While Wuhan Diary and Deadly Quiet City strongly suggest that the spread of the coronavirus could have been limited had local officials not distorted or hidden crucial information from public health authorities in Beijing, the development sociologist and food supply researcher Li Zhang provides a different analytical perspective. She argues that the convergence of profit-driven global food supply chains; a closer human-wildlife interface arising from the erasure of habitat; the commercialization of wildlife stocks for food and medicine ingredients; and the logic of profit-driven biomedical research all made the Covid-19 pandemic more or less inevitable—and future pandemics likely. By this argument, the new coronavirus could have emerged anywhere, but the probabilities that it would do so in China were higher given the geographies of wildlife farming, biomedical research practices, and rapid urbanization putting humans and wildlife production circuits in close proximity.

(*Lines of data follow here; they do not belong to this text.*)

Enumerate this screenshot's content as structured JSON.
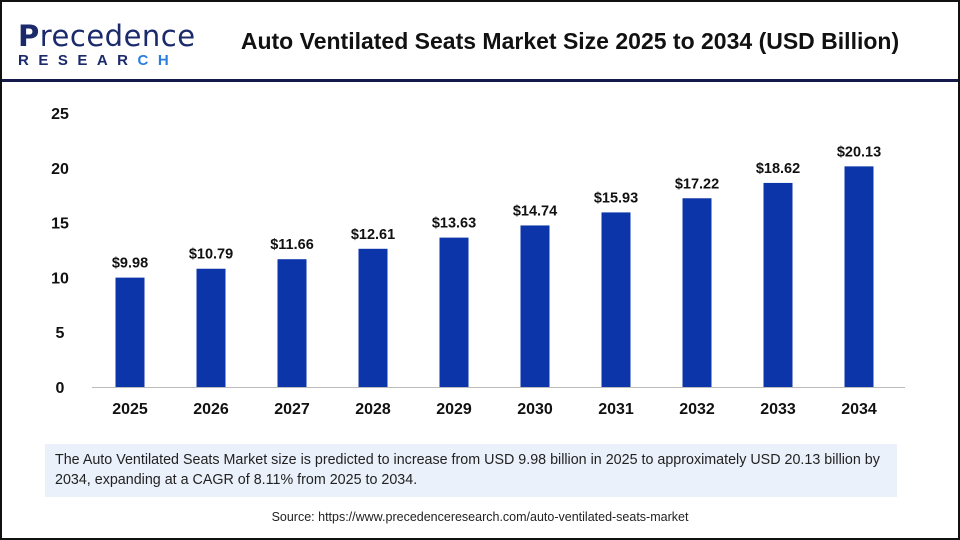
{
  "logo": {
    "text": "Precedence",
    "sub": "RESEARCH"
  },
  "title": "Auto Ventilated Seats Market Size 2025 to 2034 (USD Billion)",
  "chart_data": {
    "type": "bar",
    "title": "Auto Ventilated Seats Market Size 2025 to 2034 (USD Billion)",
    "categories": [
      "2025",
      "2026",
      "2027",
      "2028",
      "2029",
      "2030",
      "2031",
      "2032",
      "2033",
      "2034"
    ],
    "values": [
      9.98,
      10.79,
      11.66,
      12.61,
      13.63,
      14.74,
      15.93,
      17.22,
      18.62,
      20.13
    ],
    "data_labels": [
      "$9.98",
      "$10.79",
      "$11.66",
      "$12.61",
      "$13.63",
      "$14.74",
      "$15.93",
      "$17.22",
      "$18.62",
      "$20.13"
    ],
    "ylim": [
      0,
      25
    ],
    "yticks": [
      0,
      5,
      10,
      15,
      20,
      25
    ],
    "grid": false,
    "bar_color": "#0b35a8",
    "xlabel": "",
    "ylabel": ""
  },
  "summary": "The Auto Ventilated Seats Market size is predicted to increase from USD 9.98 billion in 2025 to approximately USD 20.13 billion by 2034, expanding at a CAGR of 8.11% from 2025 to 2034.",
  "source": "Source: https://www.precedenceresearch.com/auto-ventilated-seats-market"
}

In Chapter 3, Zhang’s account of the outbreak in Wuhan, she reinforces the claim that the course of the pandemic might have changed had early information about the virus not been suppressed. But she also condemns both the racialized western depictions of Chinese food consumption habits as somehow bringing culpability for the virus to China, and the Chinese government’s subsequent triumphalist narrative that it had defeated the virus through superior governance and mobilization. Her concluding chapter argues for dismantling global food-production systems that destroy biodiversity and encourage trade in wildlife. She also levels a broader critique at profit-driven biomedical science: the Covid-19 pandemic, and threats of future pandemics, “will continue to drive geopolitical struggles and competition over the power and profits generated by biomedical science” until cooperation can overcome geopolitical competition and public interests can supplant private profit-driven healthcare systems.